After Aaron and I talked with Megan and Alex for a while, food was ready. We had ham and twice-baked potatoes and kielbasa and paska (polish raisin bread) and green bean casserole (a Bura family staple) and Poppa’s famous salad and there was horseradish and we had a lamb-shaped cake for dessert. Grammie forgot to put out the sweet potatoes, so we all divvied them up and took them home afterward, along with all the other leftovers.
We stayed until 8:00pm, just talking and watching TV (and being bored while Joey monopolized the television with weird cartoons). Aaron and I ended up being the last to leave. Overall, it was a good time, as usual.
I guess maybe I always took my family for granted, since we were always together, anyway. We had big meals on special occasions, but never had any other family over. Mom, Memaw, Aunt Sammie, my cousin Michael, and I all lived together, and rarely lived close to other family, so that was it. No cousins or other grandparents or other aunts or uncles to visit or invite over. Now I’m finding that I enjoy this "visiting family" thing.
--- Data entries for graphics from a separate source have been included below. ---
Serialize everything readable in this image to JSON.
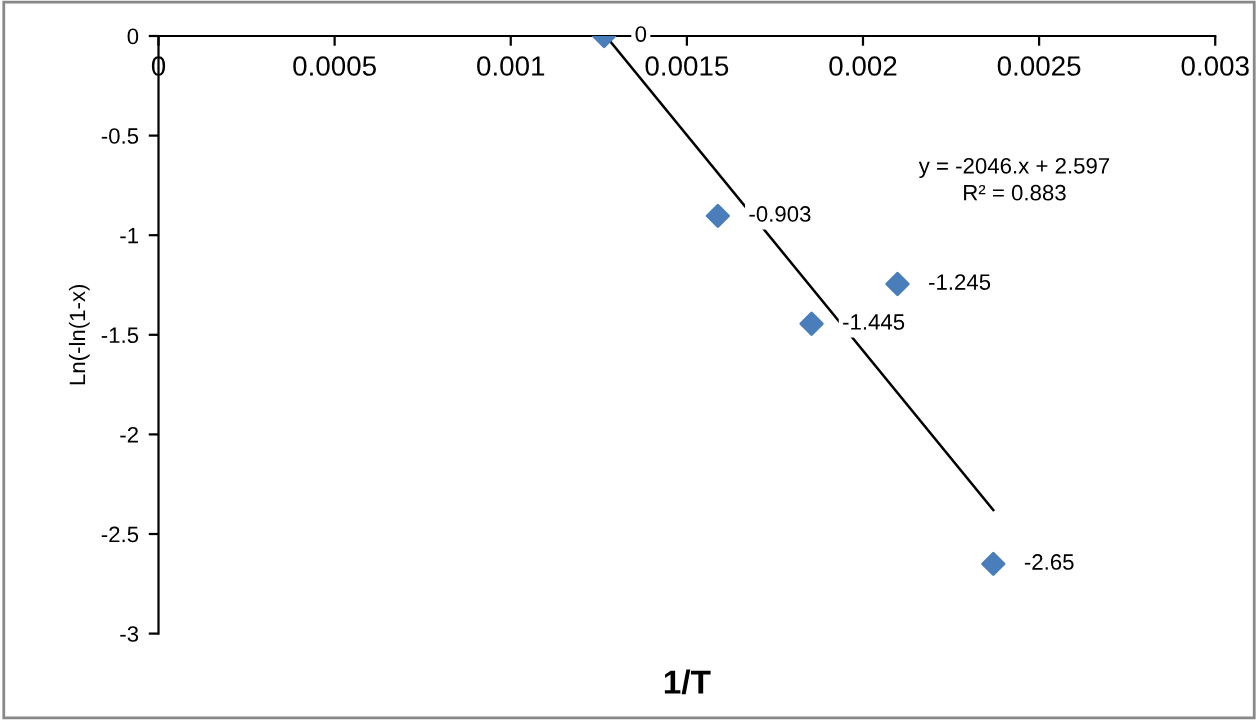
{
  "chart_data": {
    "type": "scatter",
    "xlabel": "1/T",
    "ylabel": "Ln(-ln(1-x)",
    "xlim": [
      0,
      0.003
    ],
    "ylim": [
      -3,
      0
    ],
    "xticks": [
      0,
      0.0005,
      0.001,
      0.0015,
      0.002,
      0.0025,
      0.003
    ],
    "yticks": [
      -3,
      -2.5,
      -2,
      -1.5,
      -1,
      -0.5,
      0
    ],
    "marker": "diamond",
    "grid": false,
    "legend": false,
    "annotations": [
      "y = -2046.x + 2.597",
      "R² = 0.883"
    ],
    "series": [
      {
        "color": "#4a7ebb",
        "x": [
          0.001265,
          0.001588,
          0.001854,
          0.002098,
          0.00237
        ],
        "values": [
          0,
          -0.903,
          -1.445,
          -1.245,
          -2.65
        ],
        "value_labels": [
          "0",
          "-0.903",
          "-1.445",
          "-1.245",
          "-2.65"
        ]
      },
      {
        "type": "line",
        "marker": "none",
        "color": "#000000",
        "x": [
          0.00127,
          0.00237
        ],
        "values": [
          0,
          -2.38
        ]
      }
    ]
  }
}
Even going to visit Mom and Gary for a day is enjoyable (to an extent — the less Gary, the better, I’m afraid).
Now, just to be sure to end the entry on a down note… when we got home at 10:20pm, Mom had left a message on the answering machine not 15 minutes earlier. She was upset that, when she went to go visit Memaw, "the lights were on, but no one was home." She asked me to e-mail her, which I did, pretty much detailing what I detailed here about my visit. I told her it made it a little easier for me, seeing Memaw like that. That way, when she goes, I won’t feel like she could have had a few more good years left in her. I’ll know she was ready to go.
When Mom e-mailed me back today, she had this to say:
"You look into the eyes of the first person you remember, the friend you had before you had friends, the one who taught you all the basics from how to go to the bathroom, get dressed, eat, talk even, and the body’s there but she isn’t. When I worked in the nursing home, I used to think the families of those folks were so cruel to not visit more often; now I understand, it wasn’t that they didn’t love them, it was that they loved them too much to see them that way."